Source: www.nytimes.com October 21, 2010 "Average College Debt Rose to $24,000 in 2009"
So, to find the median of a collection of numbers we just list the numbers in order and pick the middle one. But what do we do in a situation like this:
5 3 2 6 1 8 7 4
Listing these in order gives us
1 2 3 4 5 6 7 8
But there is no middle number here because the list has even length.
When this happens we choose the two middle numbers, in this case 4 and 5, and calculate their mean. So (4 + 5)/2 = 9/2 = 4.5.
Sometimes, when there are many data points and only a few values that they might take, we find that no single value is most common. Often there is a tie between two or more values. For example, consider the following list.

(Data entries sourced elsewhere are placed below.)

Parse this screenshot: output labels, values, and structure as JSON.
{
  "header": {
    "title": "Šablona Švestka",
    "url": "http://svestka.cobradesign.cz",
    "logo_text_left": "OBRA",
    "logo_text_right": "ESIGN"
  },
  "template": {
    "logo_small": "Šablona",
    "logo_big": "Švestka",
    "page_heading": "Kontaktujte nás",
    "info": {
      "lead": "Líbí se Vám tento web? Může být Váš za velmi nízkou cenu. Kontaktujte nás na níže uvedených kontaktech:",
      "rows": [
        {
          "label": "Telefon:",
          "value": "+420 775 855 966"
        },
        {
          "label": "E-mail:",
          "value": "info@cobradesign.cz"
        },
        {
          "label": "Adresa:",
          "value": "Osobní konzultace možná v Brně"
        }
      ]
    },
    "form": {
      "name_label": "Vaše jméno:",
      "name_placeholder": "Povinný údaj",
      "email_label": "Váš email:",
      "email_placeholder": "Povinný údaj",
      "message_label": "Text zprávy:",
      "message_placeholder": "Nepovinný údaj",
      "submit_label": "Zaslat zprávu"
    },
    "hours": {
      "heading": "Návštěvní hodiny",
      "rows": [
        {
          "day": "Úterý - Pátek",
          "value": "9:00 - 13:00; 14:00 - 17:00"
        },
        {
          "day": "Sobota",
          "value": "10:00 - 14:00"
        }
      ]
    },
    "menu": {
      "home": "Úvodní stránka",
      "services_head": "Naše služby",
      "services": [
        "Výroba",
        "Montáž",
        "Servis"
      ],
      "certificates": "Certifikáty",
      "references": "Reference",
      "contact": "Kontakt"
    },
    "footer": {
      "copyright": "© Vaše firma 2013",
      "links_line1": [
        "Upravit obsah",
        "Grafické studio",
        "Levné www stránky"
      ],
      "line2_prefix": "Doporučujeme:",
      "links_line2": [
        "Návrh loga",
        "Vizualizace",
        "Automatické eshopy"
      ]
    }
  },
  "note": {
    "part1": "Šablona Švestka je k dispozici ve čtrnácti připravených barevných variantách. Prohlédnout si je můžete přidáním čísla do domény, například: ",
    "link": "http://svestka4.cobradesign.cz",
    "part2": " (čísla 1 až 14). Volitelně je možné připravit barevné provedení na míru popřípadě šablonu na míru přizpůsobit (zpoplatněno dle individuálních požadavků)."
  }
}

4 3 2 3 4 3 2 1 1 2 3 3 4 2 4 4 2
Each of the values 2, 3, and 4 appear five times each.
In cases like these, where there really isn't a clear choice for the mode, either any of the most common values will suffice, or none will, depending on the context. If such ties occur in statistical research they are most likely to be pointed out and might even be significant.

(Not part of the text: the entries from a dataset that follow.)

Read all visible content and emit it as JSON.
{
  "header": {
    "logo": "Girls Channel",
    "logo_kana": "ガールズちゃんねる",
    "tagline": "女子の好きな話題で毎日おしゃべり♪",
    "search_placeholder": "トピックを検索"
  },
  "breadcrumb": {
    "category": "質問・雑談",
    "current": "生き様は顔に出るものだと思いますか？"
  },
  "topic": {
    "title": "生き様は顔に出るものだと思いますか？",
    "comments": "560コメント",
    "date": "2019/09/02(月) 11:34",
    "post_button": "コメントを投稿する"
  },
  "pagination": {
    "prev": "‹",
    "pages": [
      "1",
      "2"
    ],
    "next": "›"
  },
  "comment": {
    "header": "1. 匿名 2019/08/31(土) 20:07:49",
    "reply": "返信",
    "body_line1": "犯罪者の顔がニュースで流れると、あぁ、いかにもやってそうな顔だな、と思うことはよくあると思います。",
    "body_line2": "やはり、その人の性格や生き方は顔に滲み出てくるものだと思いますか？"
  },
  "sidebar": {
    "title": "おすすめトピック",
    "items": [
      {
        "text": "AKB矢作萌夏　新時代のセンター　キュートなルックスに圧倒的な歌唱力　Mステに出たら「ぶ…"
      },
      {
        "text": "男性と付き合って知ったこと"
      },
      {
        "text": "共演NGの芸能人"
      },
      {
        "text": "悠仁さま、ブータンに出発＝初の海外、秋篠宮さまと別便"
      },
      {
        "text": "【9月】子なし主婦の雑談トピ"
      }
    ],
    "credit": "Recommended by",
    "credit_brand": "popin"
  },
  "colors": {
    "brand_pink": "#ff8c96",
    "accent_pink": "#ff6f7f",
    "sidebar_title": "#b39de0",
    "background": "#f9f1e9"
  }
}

Returning to the article about student debt, we now see that the term "average" could take on one of several meanings. When printed in the news like this, "average" usually means "mean", and we just learned that "mean" is a non-resistant measure of central tendancy. The mean can be influenced by the presence of outliers in the data set so that if a couple of schools reported abnormally high or abnormally low student debt, the whole statistic about student debt would have been influenced. Lets see just how this might have happened.
The following listing provides fictitious data about ten different students' debts. The students are simply numbered from 1 to 10.
1) 9,243
2) 9,343
3) 10,554
4) 91,234
5) 96,115
6) 9,544
7) 8,332
8) 7,214
9) 7,895
10) 10,908
The mean of these numbers is found by adding them all up then dividing by 10, and it equals about 26,038 dollars. But when we look at the list we see no figures anywhere near $26,000 dollars. Instead we see that most debts range between $7,000 and $10,000 and that two extremely unlucky students have debts approaching $100,000.
What can we learn from this? Even though the average of these numbers really is $26,000 (and would be technically correct if reported in a newspaper article) we see that 80% of the students on the list actually owe less than half of this figure.
A better measure of central tendency in this case might be to choose the median. Aranging the numbers from smallest to largest gives us
1) 7,214
2) 7,895
3) 8,332
4) 9,243
5) 9,343
6) 9,544
7) 10,554
8) 10,908
9) 91,234
10) 96,115
Since the number of values is even, we pick the middle two and take their mean: ($9,243 + $9,343)/2 = $9,293. This value seems like a much better characterization of the "average" student debt.